The hopes for free travel across Europe are frustrated. Biometric passports were issued some time ago to enable free movement across the Schengen Area countries. Then it was quietly scaled down because Europeans still wanted visas and there was no prospect for visa-free regime in the foreseeable future. The Head of the EU Delegation, Ambassador Jan Tombinski, said at the May 2015 Eastern Partnership summit in Riga that there will be no visa-free regime for Ukraine.

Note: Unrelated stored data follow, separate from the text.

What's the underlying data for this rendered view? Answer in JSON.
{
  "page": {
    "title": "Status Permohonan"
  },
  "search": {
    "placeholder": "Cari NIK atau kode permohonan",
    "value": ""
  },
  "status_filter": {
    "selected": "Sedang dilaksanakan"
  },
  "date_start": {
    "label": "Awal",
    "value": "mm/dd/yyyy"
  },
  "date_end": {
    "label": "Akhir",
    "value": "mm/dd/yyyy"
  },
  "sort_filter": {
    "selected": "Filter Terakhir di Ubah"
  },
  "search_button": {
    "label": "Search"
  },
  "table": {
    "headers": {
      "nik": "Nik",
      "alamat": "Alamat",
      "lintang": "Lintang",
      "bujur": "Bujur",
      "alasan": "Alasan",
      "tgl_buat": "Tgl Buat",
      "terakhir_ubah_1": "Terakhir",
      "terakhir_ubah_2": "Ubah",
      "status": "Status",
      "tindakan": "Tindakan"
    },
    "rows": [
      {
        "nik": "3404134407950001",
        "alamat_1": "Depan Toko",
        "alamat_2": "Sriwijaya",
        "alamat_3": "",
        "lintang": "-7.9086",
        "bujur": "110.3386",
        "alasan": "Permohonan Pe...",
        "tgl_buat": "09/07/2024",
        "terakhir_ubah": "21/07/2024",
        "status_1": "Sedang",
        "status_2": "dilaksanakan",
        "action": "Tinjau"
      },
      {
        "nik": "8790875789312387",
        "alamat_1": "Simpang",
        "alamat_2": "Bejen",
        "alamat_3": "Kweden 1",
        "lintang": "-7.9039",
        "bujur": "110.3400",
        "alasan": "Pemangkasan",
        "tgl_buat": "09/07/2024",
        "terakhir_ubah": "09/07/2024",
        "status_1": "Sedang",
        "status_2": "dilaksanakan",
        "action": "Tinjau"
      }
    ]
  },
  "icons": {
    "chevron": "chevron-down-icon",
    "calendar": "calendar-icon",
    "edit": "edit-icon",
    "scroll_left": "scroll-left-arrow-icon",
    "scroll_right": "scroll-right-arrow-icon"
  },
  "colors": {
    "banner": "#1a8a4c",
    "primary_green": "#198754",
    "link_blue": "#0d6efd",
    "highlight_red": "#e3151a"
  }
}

Brussels ignores the request for sending European peacekeepers to Ukraine - the idea Kiev is pushing forward so hard. The EU shrugged it off while giving its consent only to strengthening the mission of the Organization for Security and Cooperation in Europe (OSCE). EU Commissioner for European Neighborhood Policy and Enlargement Negotiations Johannes Hahn said the EU countries plan to strengthen the OSCE mission in Ukraine, not to send peacekeepers there. According to him, "We are discussing not the peacekeeping mission, but strengthening the OSCE mission. That is the reason for OSCE secretary general’s presence at the meeting. EU is providing a lot of additional support, including people and equipment."
Until now the European Union did not criticize the Ukraine directly. It has been continuing its policy of trying to exert pressure on Russia. But in case of Ukrainian regime it clearly realizes who it has to deal with. The European Union has no plans to integrate Ukraine till the present government stays in power. While supporting Ukraine in words the European Union takes no serious steps aimed at developing closer relationship.

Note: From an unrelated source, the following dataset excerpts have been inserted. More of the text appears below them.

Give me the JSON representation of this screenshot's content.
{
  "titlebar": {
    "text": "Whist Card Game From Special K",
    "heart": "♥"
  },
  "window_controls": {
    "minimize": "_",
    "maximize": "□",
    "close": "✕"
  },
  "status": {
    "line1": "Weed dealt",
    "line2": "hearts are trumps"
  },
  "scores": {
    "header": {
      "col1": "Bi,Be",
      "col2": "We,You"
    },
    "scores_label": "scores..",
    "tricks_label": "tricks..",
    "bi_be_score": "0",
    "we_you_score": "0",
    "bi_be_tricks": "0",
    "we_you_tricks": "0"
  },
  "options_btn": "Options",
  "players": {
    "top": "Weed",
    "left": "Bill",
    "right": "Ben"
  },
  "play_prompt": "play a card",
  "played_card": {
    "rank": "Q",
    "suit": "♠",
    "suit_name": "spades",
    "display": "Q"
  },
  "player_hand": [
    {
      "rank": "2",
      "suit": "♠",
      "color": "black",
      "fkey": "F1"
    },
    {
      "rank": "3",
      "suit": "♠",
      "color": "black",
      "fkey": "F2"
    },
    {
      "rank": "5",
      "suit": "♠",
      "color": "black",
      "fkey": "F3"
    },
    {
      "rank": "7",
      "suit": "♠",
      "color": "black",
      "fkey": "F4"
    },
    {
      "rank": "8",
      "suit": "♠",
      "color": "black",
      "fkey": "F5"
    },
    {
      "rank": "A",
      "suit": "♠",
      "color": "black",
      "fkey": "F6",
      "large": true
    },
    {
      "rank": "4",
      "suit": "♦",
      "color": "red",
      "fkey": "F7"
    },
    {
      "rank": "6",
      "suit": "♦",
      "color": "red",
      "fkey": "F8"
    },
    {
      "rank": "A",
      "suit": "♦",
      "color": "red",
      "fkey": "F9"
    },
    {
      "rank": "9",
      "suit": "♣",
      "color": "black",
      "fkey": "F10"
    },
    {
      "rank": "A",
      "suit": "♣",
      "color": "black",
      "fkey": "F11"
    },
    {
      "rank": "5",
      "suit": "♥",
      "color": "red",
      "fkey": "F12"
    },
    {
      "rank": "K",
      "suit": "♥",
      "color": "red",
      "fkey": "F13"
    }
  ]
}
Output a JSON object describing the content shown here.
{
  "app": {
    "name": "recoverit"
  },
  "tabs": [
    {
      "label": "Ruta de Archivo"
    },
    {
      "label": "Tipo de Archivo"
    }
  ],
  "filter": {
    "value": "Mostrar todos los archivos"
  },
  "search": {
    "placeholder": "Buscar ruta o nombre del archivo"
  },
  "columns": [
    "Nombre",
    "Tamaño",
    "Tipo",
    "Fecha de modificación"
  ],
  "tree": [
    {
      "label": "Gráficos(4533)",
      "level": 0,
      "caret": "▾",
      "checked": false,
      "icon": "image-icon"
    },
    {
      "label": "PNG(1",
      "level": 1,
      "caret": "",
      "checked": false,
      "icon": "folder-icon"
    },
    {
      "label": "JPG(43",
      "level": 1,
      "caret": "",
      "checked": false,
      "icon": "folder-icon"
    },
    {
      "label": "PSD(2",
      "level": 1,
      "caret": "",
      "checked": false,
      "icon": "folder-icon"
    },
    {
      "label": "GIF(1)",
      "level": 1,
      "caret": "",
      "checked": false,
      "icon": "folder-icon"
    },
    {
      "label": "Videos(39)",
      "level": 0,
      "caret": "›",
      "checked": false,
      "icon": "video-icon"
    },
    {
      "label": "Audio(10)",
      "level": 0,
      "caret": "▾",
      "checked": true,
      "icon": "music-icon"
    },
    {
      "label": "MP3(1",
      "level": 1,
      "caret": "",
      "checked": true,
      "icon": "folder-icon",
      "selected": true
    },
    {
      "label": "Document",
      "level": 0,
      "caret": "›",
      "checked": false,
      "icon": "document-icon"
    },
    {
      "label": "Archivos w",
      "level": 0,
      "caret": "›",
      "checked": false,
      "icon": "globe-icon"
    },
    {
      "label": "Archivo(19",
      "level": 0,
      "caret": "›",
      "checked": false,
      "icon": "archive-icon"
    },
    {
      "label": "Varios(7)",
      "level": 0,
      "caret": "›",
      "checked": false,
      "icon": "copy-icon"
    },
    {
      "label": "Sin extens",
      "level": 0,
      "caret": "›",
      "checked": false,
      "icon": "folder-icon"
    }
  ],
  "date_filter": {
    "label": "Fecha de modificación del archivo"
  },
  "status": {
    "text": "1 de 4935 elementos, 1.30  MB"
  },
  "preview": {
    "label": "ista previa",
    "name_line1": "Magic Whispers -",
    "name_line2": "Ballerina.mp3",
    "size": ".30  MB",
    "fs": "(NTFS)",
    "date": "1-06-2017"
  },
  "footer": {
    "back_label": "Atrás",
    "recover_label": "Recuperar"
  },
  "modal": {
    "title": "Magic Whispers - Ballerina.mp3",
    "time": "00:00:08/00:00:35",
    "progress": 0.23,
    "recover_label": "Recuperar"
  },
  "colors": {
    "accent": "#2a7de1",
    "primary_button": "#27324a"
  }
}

The preparations are on the way for the EU-Ukraine summit scheduled on April 27. Jean-Claude Juncker, the President of the European Commission, and Federica Mogherini, the High Representative of the European Union for Foreign Affairs and Security Policy, were expected to visit Kiev on March 30 to work out all the details related to the meeting’s agenda. Juncker refused to come for health reasons. He was followed by Mogherini who gave no reasons for her absence. These are diplomatic gestures to let know that no breakthrough is expected. It’s interesting to guess how Kiev will explain to German Chancellor Angela Merkel and French President Hollande the fact that it has not done anything to carry out the Minsk accords and why the laws adopted by Verkhovna Rada (the Ukraine’s parliament) have emasculated the substance of what was agreed on.
It won’t be a landmark event in the EU-Ukraine relationship. For instance, Federica Mogherini has recently said that the European integration is not part of the agenda for Ukraine. She noted that the European Union and Ukraine would have done better by giving more attention to internal problems. Achieving success is the way for Ukraine to address them.